Elle ne répondit pas tout de suite. Elle contempla son pendentif, perdue dans ses pensées. Quand elle en sortit, sa voix n’était plus qu’un souffle.
— Par la peur. La peur de m’effondrer si je ne le portais pas. La peur d’être… faible. De ne pas être à la hauteur…
Elle laissa planer un silence, mais cette fois, je ne percevais plus d’animosité, plus de méfiance.
— Toi aussi, tu as dû te battre pour ta place, hein ?
Elle esquissa un sourire amer et pour la première fois, je vis un soupçon de fragilité passer sur son visage.
— On se bat tous, Armand. Certains plus bruyamment que d’autres.
Je comprenais mieux à présent. Sa fierté, sa dureté, tout cela n’était qu’un moyen de se protéger. Ce monde ne pardonnait pas la faiblesse, et elle avait appris à la dominer à sa manière.
Un instant pensive, elle se redressa soudain, brisant ce moment de vulnérabilité avec cette détermination qui lui était propre.
— Tu aimes prendre des notes, non ?
Je hochai la tête, un peu surpris par cette question.
— Euh… oui.
Elle esquissa un vague signe de tête, puis se leva d’un mouvement fluide.
— Viens.

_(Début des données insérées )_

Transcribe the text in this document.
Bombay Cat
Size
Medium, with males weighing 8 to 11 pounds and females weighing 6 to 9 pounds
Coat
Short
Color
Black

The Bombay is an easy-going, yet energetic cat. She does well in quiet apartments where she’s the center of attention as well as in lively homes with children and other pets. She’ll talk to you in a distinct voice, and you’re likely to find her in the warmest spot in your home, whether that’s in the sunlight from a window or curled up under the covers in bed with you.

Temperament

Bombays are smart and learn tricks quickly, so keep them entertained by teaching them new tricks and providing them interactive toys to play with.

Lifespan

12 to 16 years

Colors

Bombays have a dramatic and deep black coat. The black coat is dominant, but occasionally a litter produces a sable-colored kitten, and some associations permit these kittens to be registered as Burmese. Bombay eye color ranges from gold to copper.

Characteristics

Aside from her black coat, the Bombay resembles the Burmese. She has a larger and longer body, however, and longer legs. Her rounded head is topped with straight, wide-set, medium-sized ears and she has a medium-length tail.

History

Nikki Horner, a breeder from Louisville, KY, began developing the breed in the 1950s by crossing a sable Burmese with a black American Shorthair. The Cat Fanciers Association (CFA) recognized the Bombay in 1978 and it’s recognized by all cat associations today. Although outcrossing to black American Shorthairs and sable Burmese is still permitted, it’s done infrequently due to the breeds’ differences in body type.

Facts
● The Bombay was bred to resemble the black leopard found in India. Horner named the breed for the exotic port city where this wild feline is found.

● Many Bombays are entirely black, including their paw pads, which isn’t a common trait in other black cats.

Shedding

Il y a quelque chose que tu dois voir.
Je me levai, tapai la poussière sur mes fesses et la suivis sans discuter. Et pour la première fois depuis longtemps, je ne me sentais plus aussi seul dans ce monde hostile. Nous quittâmes l’enclos et elle me mena vers une immense colline adjacente qui surplombait le camp. Alors que nous entamions notre montée, seuls les bruits lointains du camp troublaient l’atmosphère. Le silence entre nous n’était pas gênant. Il flottait serein, presque complice. L’ascension fut longue. L’air, plus frais en altitude, sentait la terre et le sable humides.